L’Institut national de la statistique (INS) du Niger a dévoilé l’Indice harmonisé des prix à la consommation (IHPC) d’avril 2026. Les résultats révèlent une déflation historique de -8,5 %, un phénomène rare dans la zone UEMOA. Pourtant, sur le terrain, la situation semble moins rose. Analyse d’un paradoxe économique.
Niamey, mai 2026 —
Les chiffres publiés par l’INS sont sans appel : en avril 2026, l’indice général des prix à la consommation a atteint 98,8 points. Derrière cette donnée se cache une baisse annuelle de 7,5 %, culminant à -8,5 %, un niveau inédit pour le Niger. Pour rappel, la norme de convergence de l’UEMOA plafonne l’inflation à +3 %. Le pays dépasse donc allègrement ce seuil, mais dans le mauvais sens du terme.
Concrètement, un panier de biens valant 10 000 FCFA en avril 2025 ne coûte plus que 9 250 FCFA aujourd’hui. Cette baisse est principalement portée par deux secteurs :
- L’éducation, avec un recul de -15,5 % des frais de scolarité ;
- L’alimentation générale, en baisse de -15,2 % sur un an.
Cependant, la réalité mensuelle contraste avec cette tendance annuelle. Entre mars et avril 2026, les prix ont progressé de 0,7 %, une hausse modérée en apparence, mais qui touche des produits essentiels.
Une hausse des prix des produits de base qui fragilise les ménages
Les huiles végétales ont connu une flambée de +10,1 % en un mois, tandis que les céréales non transformées ont augmenté de +1,2 %. Ces hausses, bien que ponctuelles, pèsent lourdement sur le budget des foyers nigériens, notamment les plus modestes.
Pour les consommateurs, l’enjeu n’est pas théorique : ils achètent de l’huile, du mil ou du sorgho, pas des tendances macroéconomiques. Cette tension mensuelle écorne rapidement le soulagement lié aux statistiques annuelles.
Déflation : un soulagement temporaire aux conséquences incertaines
Cette baisse généralisée des prix s’explique en partie par la réouverture des frontières et la stabilisation des circuits d’approvisionnement après les crises de 2023-2024. La production agricole locale a également joué un rôle clé.

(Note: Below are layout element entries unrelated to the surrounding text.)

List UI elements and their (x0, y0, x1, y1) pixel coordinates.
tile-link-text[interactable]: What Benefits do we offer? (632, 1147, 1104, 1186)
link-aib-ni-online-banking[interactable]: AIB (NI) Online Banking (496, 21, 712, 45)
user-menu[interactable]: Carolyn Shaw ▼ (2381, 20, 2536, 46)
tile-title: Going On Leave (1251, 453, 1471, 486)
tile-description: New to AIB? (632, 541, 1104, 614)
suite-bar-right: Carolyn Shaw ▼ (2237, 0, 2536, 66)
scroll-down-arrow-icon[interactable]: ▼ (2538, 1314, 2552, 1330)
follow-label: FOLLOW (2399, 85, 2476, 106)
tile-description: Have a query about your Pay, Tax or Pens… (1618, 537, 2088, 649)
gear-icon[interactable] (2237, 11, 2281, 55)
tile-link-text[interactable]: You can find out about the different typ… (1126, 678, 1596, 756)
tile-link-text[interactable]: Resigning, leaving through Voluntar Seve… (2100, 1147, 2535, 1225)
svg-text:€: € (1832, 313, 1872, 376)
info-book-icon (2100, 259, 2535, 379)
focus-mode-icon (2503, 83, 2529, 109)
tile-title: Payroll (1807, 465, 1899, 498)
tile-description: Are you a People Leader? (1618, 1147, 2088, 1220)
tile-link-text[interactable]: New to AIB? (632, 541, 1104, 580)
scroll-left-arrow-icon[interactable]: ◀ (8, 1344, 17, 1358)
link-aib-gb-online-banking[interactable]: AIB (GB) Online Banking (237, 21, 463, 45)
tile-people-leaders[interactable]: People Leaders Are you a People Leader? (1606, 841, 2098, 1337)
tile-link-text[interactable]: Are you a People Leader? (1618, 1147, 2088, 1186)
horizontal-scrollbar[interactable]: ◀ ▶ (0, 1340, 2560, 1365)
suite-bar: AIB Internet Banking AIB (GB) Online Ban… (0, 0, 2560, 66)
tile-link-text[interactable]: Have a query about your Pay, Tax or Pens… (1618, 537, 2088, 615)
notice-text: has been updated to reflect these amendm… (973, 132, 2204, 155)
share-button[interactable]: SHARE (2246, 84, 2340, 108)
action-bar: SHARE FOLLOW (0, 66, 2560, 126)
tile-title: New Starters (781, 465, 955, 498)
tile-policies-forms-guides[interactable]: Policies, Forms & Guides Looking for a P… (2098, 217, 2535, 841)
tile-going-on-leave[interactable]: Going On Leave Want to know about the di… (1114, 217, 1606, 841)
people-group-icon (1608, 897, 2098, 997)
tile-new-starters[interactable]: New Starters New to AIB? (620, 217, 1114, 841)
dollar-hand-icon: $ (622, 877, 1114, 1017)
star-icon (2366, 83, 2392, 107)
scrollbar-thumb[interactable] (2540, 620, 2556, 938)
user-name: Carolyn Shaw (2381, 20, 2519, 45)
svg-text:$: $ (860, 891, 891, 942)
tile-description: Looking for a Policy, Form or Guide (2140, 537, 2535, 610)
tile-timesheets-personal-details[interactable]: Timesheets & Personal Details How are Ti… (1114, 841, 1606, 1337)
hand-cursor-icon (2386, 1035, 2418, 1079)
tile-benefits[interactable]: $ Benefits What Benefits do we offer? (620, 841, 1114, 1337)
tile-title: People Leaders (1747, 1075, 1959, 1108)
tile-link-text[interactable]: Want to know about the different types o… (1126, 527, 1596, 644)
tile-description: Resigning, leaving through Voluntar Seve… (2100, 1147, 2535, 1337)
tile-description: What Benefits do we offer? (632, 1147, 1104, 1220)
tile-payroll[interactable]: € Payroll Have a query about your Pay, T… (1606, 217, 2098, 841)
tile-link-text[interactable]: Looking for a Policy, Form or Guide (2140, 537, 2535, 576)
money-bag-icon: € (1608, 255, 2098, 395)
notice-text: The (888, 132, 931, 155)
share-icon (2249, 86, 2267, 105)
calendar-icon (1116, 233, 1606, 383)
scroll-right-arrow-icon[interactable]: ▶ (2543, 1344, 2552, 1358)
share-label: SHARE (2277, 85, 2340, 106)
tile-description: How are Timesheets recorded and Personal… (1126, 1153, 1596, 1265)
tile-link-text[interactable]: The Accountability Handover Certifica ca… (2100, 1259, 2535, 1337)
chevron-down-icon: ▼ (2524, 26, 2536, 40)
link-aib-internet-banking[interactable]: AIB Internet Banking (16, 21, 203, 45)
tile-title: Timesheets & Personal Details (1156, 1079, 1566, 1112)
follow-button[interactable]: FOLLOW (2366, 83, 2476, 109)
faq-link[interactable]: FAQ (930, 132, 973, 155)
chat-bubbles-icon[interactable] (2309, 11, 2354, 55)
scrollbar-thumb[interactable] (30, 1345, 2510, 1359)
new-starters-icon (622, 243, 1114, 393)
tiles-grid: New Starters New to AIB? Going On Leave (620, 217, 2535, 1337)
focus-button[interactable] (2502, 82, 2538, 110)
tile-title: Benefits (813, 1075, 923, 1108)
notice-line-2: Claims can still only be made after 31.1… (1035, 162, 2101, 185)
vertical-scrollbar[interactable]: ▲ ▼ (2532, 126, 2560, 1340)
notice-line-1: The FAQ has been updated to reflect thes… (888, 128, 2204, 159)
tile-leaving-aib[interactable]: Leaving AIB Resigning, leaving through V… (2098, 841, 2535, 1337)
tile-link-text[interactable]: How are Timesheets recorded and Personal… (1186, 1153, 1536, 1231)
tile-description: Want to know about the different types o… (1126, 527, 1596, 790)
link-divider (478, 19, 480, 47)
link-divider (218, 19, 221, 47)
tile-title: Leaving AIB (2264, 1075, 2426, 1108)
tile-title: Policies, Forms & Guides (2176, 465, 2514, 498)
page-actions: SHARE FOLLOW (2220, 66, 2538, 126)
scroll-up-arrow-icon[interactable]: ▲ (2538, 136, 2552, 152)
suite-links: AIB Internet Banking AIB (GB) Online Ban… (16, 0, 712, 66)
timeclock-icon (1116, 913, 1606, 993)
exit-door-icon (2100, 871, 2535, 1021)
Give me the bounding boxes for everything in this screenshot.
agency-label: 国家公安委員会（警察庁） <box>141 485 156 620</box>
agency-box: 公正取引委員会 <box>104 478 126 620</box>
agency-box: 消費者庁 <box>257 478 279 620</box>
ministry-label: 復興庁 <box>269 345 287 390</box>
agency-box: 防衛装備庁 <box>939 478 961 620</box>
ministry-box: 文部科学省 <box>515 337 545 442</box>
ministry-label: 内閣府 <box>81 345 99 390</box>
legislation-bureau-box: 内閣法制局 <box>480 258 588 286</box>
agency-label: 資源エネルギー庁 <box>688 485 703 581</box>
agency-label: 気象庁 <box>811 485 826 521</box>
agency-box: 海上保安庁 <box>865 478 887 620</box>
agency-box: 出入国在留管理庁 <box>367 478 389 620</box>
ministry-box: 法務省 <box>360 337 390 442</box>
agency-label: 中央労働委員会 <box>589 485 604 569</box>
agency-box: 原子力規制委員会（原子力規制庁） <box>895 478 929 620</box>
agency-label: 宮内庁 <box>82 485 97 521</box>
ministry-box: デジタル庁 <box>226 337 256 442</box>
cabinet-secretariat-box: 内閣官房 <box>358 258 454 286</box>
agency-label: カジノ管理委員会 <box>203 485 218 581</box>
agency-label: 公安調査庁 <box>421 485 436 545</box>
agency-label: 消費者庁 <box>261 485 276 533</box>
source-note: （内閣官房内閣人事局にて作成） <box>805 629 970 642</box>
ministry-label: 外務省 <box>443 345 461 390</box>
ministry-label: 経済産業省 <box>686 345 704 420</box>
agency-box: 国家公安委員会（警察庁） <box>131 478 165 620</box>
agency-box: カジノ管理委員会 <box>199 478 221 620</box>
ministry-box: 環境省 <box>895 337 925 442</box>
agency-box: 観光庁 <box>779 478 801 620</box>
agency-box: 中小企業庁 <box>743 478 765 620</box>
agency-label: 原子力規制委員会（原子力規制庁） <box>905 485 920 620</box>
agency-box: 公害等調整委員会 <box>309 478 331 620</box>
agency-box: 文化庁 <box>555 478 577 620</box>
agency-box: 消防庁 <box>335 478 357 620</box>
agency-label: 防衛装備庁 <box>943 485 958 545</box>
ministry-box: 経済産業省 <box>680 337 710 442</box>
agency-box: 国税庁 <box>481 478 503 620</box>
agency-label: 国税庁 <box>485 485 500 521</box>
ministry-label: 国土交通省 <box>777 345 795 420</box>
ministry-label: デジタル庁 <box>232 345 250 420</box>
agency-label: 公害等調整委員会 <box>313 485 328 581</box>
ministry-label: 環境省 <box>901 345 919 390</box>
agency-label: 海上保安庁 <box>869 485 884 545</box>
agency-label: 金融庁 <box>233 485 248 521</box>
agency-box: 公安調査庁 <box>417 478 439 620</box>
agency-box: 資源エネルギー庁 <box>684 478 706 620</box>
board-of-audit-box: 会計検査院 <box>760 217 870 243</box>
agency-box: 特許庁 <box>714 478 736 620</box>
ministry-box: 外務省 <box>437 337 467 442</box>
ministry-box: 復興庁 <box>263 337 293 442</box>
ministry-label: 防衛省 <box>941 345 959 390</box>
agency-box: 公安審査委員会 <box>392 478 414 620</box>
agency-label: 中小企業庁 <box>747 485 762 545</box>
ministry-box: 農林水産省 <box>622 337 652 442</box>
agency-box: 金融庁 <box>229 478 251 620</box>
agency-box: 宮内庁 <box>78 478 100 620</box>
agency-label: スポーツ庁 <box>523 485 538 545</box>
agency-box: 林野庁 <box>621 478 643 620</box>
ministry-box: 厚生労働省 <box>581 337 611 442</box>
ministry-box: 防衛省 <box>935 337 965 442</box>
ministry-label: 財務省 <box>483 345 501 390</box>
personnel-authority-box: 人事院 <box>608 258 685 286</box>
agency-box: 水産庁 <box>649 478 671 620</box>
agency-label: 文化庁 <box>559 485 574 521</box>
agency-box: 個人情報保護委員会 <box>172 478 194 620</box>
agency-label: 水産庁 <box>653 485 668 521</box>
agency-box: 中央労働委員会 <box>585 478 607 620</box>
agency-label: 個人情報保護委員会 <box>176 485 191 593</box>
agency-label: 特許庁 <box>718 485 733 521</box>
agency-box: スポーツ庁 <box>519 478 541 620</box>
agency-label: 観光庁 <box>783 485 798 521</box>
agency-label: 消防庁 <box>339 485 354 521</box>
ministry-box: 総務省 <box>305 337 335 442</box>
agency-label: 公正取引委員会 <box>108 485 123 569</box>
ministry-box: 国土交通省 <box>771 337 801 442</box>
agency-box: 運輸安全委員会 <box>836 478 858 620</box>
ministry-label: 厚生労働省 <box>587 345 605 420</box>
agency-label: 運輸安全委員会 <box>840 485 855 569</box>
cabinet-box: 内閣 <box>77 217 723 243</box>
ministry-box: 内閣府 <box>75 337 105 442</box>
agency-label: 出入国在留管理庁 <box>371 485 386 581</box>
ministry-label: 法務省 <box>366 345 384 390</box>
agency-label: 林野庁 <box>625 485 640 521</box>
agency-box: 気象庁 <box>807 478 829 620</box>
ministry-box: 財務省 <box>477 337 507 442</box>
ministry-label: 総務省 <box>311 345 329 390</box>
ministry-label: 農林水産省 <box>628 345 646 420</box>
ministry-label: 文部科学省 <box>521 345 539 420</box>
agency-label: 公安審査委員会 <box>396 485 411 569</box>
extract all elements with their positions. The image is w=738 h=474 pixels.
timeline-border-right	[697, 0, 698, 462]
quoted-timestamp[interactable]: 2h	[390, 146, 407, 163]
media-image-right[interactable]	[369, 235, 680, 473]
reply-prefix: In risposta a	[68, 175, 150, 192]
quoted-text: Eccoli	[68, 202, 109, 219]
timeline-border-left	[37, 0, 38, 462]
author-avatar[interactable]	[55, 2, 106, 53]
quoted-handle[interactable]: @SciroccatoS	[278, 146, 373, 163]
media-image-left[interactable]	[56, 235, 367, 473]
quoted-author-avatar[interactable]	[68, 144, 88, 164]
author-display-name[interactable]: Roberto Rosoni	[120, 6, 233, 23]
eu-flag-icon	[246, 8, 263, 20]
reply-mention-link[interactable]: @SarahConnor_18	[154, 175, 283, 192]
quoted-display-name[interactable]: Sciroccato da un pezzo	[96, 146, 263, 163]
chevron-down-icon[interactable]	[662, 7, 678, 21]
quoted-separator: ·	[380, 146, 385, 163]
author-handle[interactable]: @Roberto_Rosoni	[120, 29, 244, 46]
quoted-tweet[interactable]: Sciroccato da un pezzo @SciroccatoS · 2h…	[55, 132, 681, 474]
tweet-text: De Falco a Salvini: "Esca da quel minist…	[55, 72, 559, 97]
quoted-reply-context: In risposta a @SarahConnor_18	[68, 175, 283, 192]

Pourtant, la déflation n’est pas un cadeau sans contrepartie. Elle fragilise les marges des producteurs : agriculteurs et éleveurs voient leurs revenus diminuer, ce qui peut décourager les investissements à long terme. De plus, elle risque d’encourager l’attentisme économique : ménages et entreprises pourraient reporter leurs achats, freinant ainsi la circulation monétaire.
Le défi des autorités : concilier chiffres et réalité des marchés
Le Niger se trouve aujourd’hui sur une ligne de crête. D’un côté, la baisse des frais de scolarité et des prix alimentaires renforce la stabilité économique. De l’autre, les tensions sur les produits de base rappellent la fragilité des marchés face aux perturbations d’approvisionnement et à la spéculation.
Pour les décideurs, l’objectif n’est pas seulement de respecter le plafond inflationniste de l’UEMOA. Il s’agit aussi de transformer ces performances macroéconomiques en une amélioration durable du pouvoir d’achat pour les Nigériens.